In this case, the victim was required to attend some court proceedings by court order and voluntarily attended others. Defendant asks us to differentiate between wages lost for mandatory attendance and losses due to voluntary attendance.

Defendant finds some support in State v. Wideman, 165 Ariz. 364, 798 P.2d 1373 (App. 1990). In that case, we held that travel expenses to attend court hearings were consequential losses not eligible for restitution. We reasoned that, because attendance had not been required, the travel expense was a matter of choice and "not directly related to the defendant's crime. . . ." Id. at 369, 798 P.2d at 1378. On the other hand, we held that mental health counseling expenses were direct losses subject to restitution. Id.
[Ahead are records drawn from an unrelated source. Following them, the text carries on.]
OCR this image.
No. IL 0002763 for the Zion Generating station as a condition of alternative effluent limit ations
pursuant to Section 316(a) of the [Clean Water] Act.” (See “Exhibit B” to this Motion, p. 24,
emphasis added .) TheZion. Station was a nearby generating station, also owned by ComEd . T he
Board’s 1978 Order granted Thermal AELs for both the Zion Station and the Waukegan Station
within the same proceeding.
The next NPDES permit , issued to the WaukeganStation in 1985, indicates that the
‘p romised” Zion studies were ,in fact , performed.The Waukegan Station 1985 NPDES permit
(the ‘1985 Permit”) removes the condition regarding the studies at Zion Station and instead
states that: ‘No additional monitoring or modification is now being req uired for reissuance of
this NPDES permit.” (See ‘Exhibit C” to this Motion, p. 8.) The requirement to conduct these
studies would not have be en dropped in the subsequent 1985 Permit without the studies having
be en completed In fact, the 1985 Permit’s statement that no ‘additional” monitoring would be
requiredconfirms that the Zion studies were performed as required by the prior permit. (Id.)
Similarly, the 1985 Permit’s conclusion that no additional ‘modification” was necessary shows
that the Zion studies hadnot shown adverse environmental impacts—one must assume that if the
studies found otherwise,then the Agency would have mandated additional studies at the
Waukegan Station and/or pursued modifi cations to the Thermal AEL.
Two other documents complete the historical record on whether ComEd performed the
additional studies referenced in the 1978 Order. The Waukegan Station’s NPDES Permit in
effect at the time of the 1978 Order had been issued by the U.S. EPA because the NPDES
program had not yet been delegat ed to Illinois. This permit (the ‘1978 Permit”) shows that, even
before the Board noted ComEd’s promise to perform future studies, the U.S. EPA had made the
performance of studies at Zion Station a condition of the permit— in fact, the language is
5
After reflection, we find Wideman impossible to reconcile with the restitution statute and indeed with itself. We perceive no real difference between how directly the murder caused the counseling expenses and how directly it caused the travel expenses. See id. at 370, 798 P.2d at 1379 (Voss, J., dissenting.) The counseling expenses were no more and no less "a matter of choice" than the travel costs.
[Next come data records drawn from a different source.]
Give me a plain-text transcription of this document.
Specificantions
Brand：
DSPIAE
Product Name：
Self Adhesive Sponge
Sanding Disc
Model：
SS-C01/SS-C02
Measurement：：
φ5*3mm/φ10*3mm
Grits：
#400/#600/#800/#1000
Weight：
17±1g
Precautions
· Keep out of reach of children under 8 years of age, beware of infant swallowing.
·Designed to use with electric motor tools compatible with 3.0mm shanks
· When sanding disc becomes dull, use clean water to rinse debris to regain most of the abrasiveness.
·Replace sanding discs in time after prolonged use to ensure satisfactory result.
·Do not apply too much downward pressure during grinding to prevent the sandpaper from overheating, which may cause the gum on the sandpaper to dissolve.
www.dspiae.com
Moreover, lost wages are specifically mentioned in the restitution statute as restitution-eligible economic loss, whereas the travel expenses involved in Wideman are not. Accordingly, we decline to apply Wideman to deny restitution of the lost wages in this case.

What remains for us to resolve is whether lost wages for voluntary attendance at the criminal trial proceedings flow directly from the crime. We think they do, and therefore hold these losses subject to restitution.

The fact that the victim was in court at all was a direct result of defendant's crime. She did not "choose" to attend the hearings as a disinterested bystander might, but because she was the victim of defendant's actions and, thus, unavoidably entwined in the criminal proceedings. But for defendant's criminal actions, the victim certainly would not have been present at the proceedings. It is a direct result of a crime that the victim attends the hearings and thus suffers wage loss. We believe it makes no difference whether the victim attended pursuant to subpoena or not.

To deny a victim the right to reimbursement for wages lost in attending court proceedings which he or she may attend by right would be tantamount in some instances to denying that individual the opportunity to exercise that right. Pursuant to the Victim's Bill of Rights, a victim has the right "[t]o be present at . . . all criminal proceedings where the defendant has the right to be present." Ariz. Const. art. II, § 2.1( 3); Ariz. R. Crim. P. 39. "All criminal proceedings at which the defendant has the right to be present" means precisely that and includes both proceedings at which a victim's attendance is required by court mandate and those which the victim "chooses" to attend.

The victim's lost wages in attending court proceedings in this case were a direct result of defendant's actions. We affirm the trial court's order requiring defendant to reimburse the victim in the amount of $140 for wages lost because of attendance at court hearings.

The trial court's order of restitution in the amount of $65 for damages to the victim's wallet is affirmed. The order of restitution for lost wages in the amount of $140 is also affirmed. The order of restitution in the amount of $100 for the victim's lost bracelet and ring is vacated.

THOMPSON, P.J., and TOCI, J., concur.